Bir yanlış mı var, varsa bu ne?

Soros'a göre bu '' milliyetçiliğin yükselişi ''  ve aslında  ''beklenmeyen bir durum ''değil. Çünkü duvarın yıkılmasından hemen sonra ABD yeniden  '' yükselen süper güç '' oldu.  Ama hiç bir biçimde  '' sorumluluklarını yerine getirmedi ''.

Kapitalizm  denilen  bir küresel sistemde ABD'nin  sorumluluğu olur muydu ?

Evet...

İkinci Dünya Savaşı 'nin bitimi sonrası Marşal Yardımı ile kapitalizmin yaşamasında '' sınırlı sorumlu'' olduğunu kabul eden ABD, 1989 sonrası'' Washington Konsensüs ''ünü benimseyerek kendisini  ''sınırsız sorumsuz'' konuma dönüştürdü.

Bir grup muhafazakar iktisatçı tarafından temelleri 1989'da atılan ve ''10 Temel İlke''den oluşan ''Washington Konsensüsü''   yerküredeki tüm ülkelerden sınırsız  '' biat etmeyi ''  öngördü. Ne Batı, ne de batının oluşturduğu kurumlar hiç bir biçimde eleştirilmeyecekti. Eleştirinin ötesine çıkan ülkeler ''çizilecekti ''. İlkelerin özü, piyasa anlamında her şey ama her şeyin de-regüle edilmesi, özelleştirilmesi, ve her şeyin piyasaya bırakılması'' vahşi kapitalizme'' dönülmesiydi.

Yeni uygulamanın adına  ''neoliberal politika''deniyor, uygulayıcılarına  ''neo-con '' adı veriliyordu. ''Asya Kalkınması'', ''Avrupa Modeli''  gibi deyim ve uygulamalara artık yer yoktu.

Doğu dünyasında yer alan her yeni ülke ya da rejim IMF ve Dünya Bankası'nın reçetelerini birebir uygulamayı  yükümleniyordu. Serbesti yetmiyor, tarımda sübvansiyonlar kaldırılıyor, ülke ''kapalı'' rejimden yabancı sermayenin hüküm alanına sokularak ''serbest'' hale  getiriliyordu.

Bir kısım Asya ve Latin Amerika  ülkesi ''reçete''yi ya  gönüllü ya da  gönülsüz   uyguladı. Ücretler dışında başta ekmek her şeyin fiyatı yükseldi, beklenen  yabancı sermaye ise  bir  başka  bahara kaldı.

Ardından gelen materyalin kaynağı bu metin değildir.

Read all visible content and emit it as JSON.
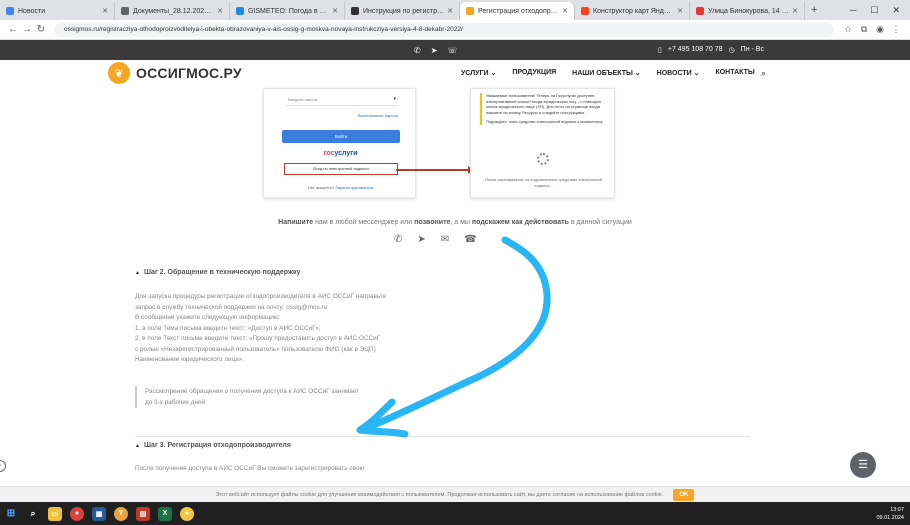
{
  "browser": {
    "tabs": [
      {
        "title": "Новости",
        "color": "#4285f4",
        "active": false
      },
      {
        "title": "Документы_28.12.2023_15_09...",
        "color": "#5f6368",
        "active": false
      },
      {
        "title": "GISMETEO: Погода в Москве...",
        "color": "#1e88e5",
        "active": false
      },
      {
        "title": "Инструкция по регистрации...",
        "color": "#333333",
        "active": false
      },
      {
        "title": "Регистрация отходопроизводи...",
        "color": "#f5a623",
        "active": true
      },
      {
        "title": "Конструктор карт Яндекса",
        "color": "#fc3f1d",
        "active": false
      },
      {
        "title": "Улица Бинокурова, 14 на карте",
        "color": "#e53935",
        "active": false
      }
    ],
    "url": "ossigmos.ru/registracziya-othodoproizvoditelya-i-obekta-obrazovaniya-v-ais-ossig-g-moskva-novaya-instrukcziya-versiya-4-8-dekabr-2022/"
  },
  "topbar": {
    "phone": "+7 495 108 70 78",
    "hours": "Пн - Вс"
  },
  "header": {
    "logo_text": "ОССИГМОС.РУ",
    "menu": [
      "УСЛУГИ ⌄",
      "ПРОДУКЦИЯ",
      "НАШИ ОБЪЕКТЫ ⌄",
      "НОВОСТИ ⌄",
      "КОНТАКТЫ"
    ]
  },
  "screenshot1": {
    "select_placeholder": "Введите пароль",
    "restore_link": "Восстановить пароль",
    "login_button": "Войти",
    "gos_left": "гос",
    "gos_right": "услуги",
    "ep_button": "Вход по электронной подписи",
    "no_account": "Нет аккаунта?",
    "register_link": "Зарегистрироваться"
  },
  "screenshot2": {
    "warning": "Уважаемые пользователи! Теперь на Госуслугах доступен альтернативный способ входа юридических лиц – с помощью ключа юридического лица (ЭП). Для этого на странице входа нажмите на кнопку Ресурсы и следуйте инструкциям.",
    "plugin_note": "Подождите, пока средство электронной подписи к компьютеру.",
    "footer": "Поиск сертификатов на подключенных средствах электронной подписи..."
  },
  "cta": {
    "b1": "Напишите",
    "t1": " нам в любой мессенджер или ",
    "b2": "позвоните",
    "t2": ", а мы ",
    "b3": "подскажем как действовать",
    "t3": " в данной ситуации"
  },
  "step2": {
    "heading": "Шаг 2. Обращение в техническую поддержку",
    "lines": [
      "Для запуска процедуры регистрации отходопроизводителя в АИС ОССиГ направьте",
      "запрос в службу технической поддержки на почту: ossig@mos.ru",
      "В сообщении укажите следующую информацию:",
      "1. в поле Тема письма введите текст: «Доступ в АИС ОССиГ»;",
      "2. в поле Текст письма введите текст: «Прошу предоставить доступ в АИС ОССиГ",
      "с ролью «Незарегистрированный пользователь» пользователю ФИО (как в ЭЦП)",
      "Наименование юридического лица»."
    ],
    "quote_line1": "Рассмотрение обращения о получении доступа к АИС ОССиГ занимает",
    "quote_line2": "до 3-х рабочих дней"
  },
  "step3": {
    "heading": "Шаг 3. Регистрация отходопроизводителя",
    "text": "После получения доступа в АИС ОССиГ Вы сможете зарегистрировать свою"
  },
  "cookie": {
    "text": "Этот вебсайт использует файлы cookie для улучшения взаимодействия с пользователем. Продолжая использовать сайт, вы даете согласие на использование файлов cookie.",
    "ok": "OK"
  },
  "taskbar": {
    "time": "13:07",
    "date": "09.01.2024"
  },
  "colors": {
    "accent": "#f5a623",
    "annotation": "#29b6f6",
    "red_box": "#c0392b"
  }
}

Washington Konsensüs'üne uymayan Irak'a ''Batı Koalisyonu'' müdahale etti, ülke işgal  edildi.

Zaman çabucak akıp geçti ve 2008 Krizi kapıda belirdi...

Her şeyin tepetaklak olduğu bu ortamda mali kurumların kendini düzeltmesi umuldu, beklendi. Oysa krizler,  bir  ''sürekli şok'' konumuna dönüştü. Bu  oydaşmayı   kabul eden  yaklaşık 40 ülke, kendi vatandaşlarına  anlatamadığı bir  '' ekonomik kargaşa ''  ortamı yaşar oldu.

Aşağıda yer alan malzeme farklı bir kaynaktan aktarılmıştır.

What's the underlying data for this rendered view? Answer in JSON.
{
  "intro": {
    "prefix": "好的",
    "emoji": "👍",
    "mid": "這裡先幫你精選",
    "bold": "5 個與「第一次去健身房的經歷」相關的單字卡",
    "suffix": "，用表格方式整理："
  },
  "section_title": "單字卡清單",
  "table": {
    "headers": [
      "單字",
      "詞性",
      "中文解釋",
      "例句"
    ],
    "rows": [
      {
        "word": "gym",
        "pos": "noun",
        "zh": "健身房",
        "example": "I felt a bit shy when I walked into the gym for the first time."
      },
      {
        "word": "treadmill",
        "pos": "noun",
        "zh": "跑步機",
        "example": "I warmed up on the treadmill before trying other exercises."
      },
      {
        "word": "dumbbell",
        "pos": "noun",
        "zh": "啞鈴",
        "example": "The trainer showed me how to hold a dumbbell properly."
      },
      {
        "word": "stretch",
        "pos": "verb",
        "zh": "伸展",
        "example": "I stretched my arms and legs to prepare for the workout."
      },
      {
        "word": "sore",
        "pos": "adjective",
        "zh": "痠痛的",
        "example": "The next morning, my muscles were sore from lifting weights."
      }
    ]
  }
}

Soros yerinde bir uyarı yapıyor: 1989 sonrası bir de ''Çin Yükselişi'' yaşandı. Bu yükselişte ABD bu ülkenin  başta  DTÖ, uluslararası   kurumlara  girmesine  ''vize'' vererek   bu yükselişi  ''zimnen'' kolaylaştırdı. Çin, SSCB'den farklı olarak piyasayı ve kapitalizmi kabul ediyordu,  komünist olan sadece parti örgütü ve  devletdi. SSCB 'nin yerini alan ülke  '' süper  lig''e adaydı ama    ABD  egemenliğine  ''rakip'' değildi.

2008  Krizi 'nin küresel bir etkisi oldu: ABD'nin  egemenliği  tartışılır  hale geldi. Yerküre üstünde  piyasa dışında reçeteler arandı, yazanlar  makbul oldu. Meydan kuru milliyetçilere kaldı.

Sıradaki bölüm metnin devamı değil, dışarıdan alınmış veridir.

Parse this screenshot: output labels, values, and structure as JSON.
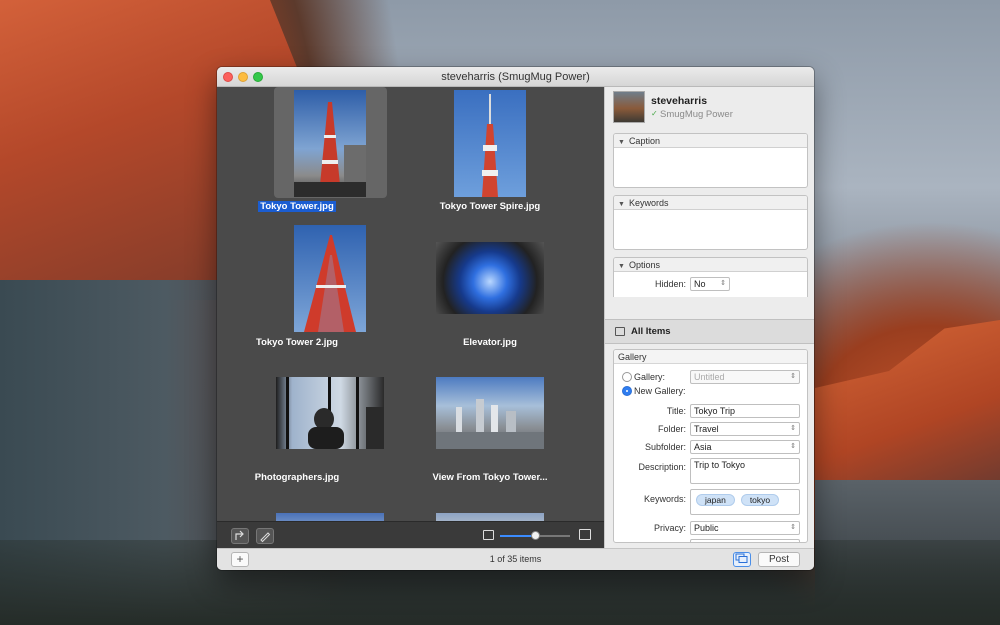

Soros'a göre Brexit  Kararı  ve Trump'ın seçilmesi işin tuzun   biberi.  ''Açık toplumlar '' yerkürenin hemen tamamında  ''defansa çekildi ''. Soros'un sözleriyle '' Benim bunları algılamam kolay olmadı, zaman aldı ''.

Şimdi  kapıda onun  tanımlamasıyla  2  yeni  tehlike var:

1-Yapay Zeka'daki gelişmeler siyasal baskıları arttıracak bir evrilme gösteriyor. Bütün bunlar özgürlükçü açık toplumlar için ölümcül etkisi olacağa benzer.

2-Çin  yönetimi  vatandaşının soluk almasını  denetlemek için  bir   ''sosyal kredi  sistemi ''  kurmaya hazırlanıyor. Bunu sağlayacak olan 5G'leri için mikro işlemciye  gereksinimi var. O da   ABD 'nin elinde. ABD bunun pazarlığını yapmaya  hazır  gözüküyor.

Eşitsizliğin popülizm kokteylinden oluşan  otoriterizmi   getirdiği  dünya tarihinde çok bilinen bir olgu. Küçük bir veri: Berlin  Duvarı 'nın yıkılmasının 30. yılında  '' sosyalizm  esareti'nden kurtarılan  Doğu Almanya'nın 5  eyaletinin hepsinde, 2014 'de kurulmuş olan  ırkçı-aşırı sağ AfD  Partisi, şimdi   ikinci büyük parti durumunda. Aldığı oy    %20-27  arasında değişiyor.

Berlin Duvarı'nın yıkılmasının 30. yılında  ''  Yaşasın Özgürlük ''.